| |
"RFC 4782 Quick-Start for TCP and IP"
S. Floyd, M. Allman, A. Jain, and P. Sarolahti
Request For Comments 4782
January 2007
PDF
Overview:
This document specifies an optional Quick-Start mechanism for
transport protocols, in cooperation with routers, to determine an
allowed sending rate at the start and, at times, in the middle of a
data transfer (e.g., after an idle period). While Quick-Start is
designed to be used by a range of transport protocols, in this
document we only specify its use with TCP. Quick-Start is designed
to allow connections to use higher sending rates when there is
significant unused bandwidth along the path, and the sender and all
of the routers along the path approve the Quick-Start Request.

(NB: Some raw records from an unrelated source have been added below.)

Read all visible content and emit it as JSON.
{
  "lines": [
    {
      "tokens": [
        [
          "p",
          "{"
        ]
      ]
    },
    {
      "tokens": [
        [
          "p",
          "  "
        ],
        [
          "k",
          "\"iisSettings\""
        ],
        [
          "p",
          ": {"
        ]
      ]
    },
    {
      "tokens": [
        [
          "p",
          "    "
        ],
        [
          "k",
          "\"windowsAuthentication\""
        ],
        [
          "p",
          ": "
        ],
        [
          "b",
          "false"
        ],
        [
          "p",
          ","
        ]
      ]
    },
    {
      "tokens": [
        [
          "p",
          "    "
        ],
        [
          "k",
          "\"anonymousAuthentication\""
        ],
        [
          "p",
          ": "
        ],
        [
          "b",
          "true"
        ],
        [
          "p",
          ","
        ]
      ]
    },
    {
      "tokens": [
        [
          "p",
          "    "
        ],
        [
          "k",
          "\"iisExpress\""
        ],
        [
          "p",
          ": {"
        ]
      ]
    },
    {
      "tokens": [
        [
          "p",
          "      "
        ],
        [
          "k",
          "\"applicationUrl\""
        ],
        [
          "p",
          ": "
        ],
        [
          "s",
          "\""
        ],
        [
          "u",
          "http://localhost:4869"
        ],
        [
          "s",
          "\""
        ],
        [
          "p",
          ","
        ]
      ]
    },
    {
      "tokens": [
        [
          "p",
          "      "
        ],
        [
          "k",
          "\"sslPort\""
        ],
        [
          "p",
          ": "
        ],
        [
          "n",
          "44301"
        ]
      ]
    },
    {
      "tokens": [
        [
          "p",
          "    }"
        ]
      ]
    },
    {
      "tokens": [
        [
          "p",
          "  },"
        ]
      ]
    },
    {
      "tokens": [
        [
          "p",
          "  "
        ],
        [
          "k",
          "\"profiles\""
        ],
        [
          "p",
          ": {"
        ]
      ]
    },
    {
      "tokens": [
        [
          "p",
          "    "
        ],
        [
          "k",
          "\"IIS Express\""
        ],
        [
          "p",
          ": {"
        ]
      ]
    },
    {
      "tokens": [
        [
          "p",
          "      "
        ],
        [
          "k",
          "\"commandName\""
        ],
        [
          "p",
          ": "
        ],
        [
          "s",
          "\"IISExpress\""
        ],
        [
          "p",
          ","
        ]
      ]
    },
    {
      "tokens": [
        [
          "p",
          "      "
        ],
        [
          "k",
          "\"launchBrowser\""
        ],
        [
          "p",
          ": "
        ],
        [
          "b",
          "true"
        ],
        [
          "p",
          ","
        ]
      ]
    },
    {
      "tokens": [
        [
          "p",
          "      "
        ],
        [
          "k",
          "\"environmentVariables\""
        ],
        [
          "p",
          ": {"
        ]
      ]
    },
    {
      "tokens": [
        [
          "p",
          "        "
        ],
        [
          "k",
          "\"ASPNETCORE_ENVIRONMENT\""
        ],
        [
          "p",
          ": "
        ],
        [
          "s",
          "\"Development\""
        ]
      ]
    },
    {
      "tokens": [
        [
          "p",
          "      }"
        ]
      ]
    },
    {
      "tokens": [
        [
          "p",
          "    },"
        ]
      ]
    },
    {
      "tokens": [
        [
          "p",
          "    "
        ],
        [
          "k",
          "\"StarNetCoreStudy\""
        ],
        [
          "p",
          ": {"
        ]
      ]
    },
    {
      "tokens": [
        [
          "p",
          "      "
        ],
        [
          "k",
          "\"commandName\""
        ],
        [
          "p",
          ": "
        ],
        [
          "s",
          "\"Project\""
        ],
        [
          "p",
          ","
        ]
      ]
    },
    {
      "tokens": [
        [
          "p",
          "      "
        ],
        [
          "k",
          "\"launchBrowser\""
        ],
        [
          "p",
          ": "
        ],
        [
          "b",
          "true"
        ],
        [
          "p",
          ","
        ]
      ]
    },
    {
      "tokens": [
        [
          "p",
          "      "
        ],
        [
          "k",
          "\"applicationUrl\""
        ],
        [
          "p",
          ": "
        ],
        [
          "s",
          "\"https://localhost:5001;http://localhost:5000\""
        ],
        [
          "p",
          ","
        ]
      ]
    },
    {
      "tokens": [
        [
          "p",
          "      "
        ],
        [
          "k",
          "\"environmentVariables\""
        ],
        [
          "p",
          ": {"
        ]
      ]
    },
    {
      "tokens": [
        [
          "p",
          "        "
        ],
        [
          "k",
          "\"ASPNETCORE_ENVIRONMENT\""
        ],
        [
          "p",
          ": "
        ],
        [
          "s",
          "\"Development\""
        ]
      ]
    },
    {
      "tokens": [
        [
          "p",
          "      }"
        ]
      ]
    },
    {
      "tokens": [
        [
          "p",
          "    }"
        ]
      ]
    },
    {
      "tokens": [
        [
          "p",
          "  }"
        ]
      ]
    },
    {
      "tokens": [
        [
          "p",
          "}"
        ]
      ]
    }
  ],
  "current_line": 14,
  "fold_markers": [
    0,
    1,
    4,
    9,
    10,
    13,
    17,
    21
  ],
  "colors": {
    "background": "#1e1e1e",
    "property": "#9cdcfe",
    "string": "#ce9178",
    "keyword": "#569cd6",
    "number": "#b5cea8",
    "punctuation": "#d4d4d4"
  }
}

This document describes many paths where Quick-Start Requests would
not be approved. These paths include all paths containing routers,
IP tunnels, MPLS paths, and the like that do not support Quick-
Start. These paths also include paths with routers or middleboxes
that drop packets containing IP options. Quick-Start Requests could
be difficult to approve over paths that include multi-access layer-
two networks. This document also describes environments where the
Quick-Start process could fail with false positives, with the sender
incorrectly assuming that the Quick-Start Request had been approved
by all of the routers along the path. As a result of these
concerns, and as a result of the difficulties and seeming absence of
motivation for routers, such as core routers to deploy Quick-Start,
Quick-Start is being proposed as a mechanism that could be of use in
controlled environments, and not as a mechanism that would be
intended or appropriate for ubiquitous deployment in the global
Internet. This memo defines an Experimental Protocol for the Internet
community.
Note: the .pdf link actually goes to a .txt file for this paper.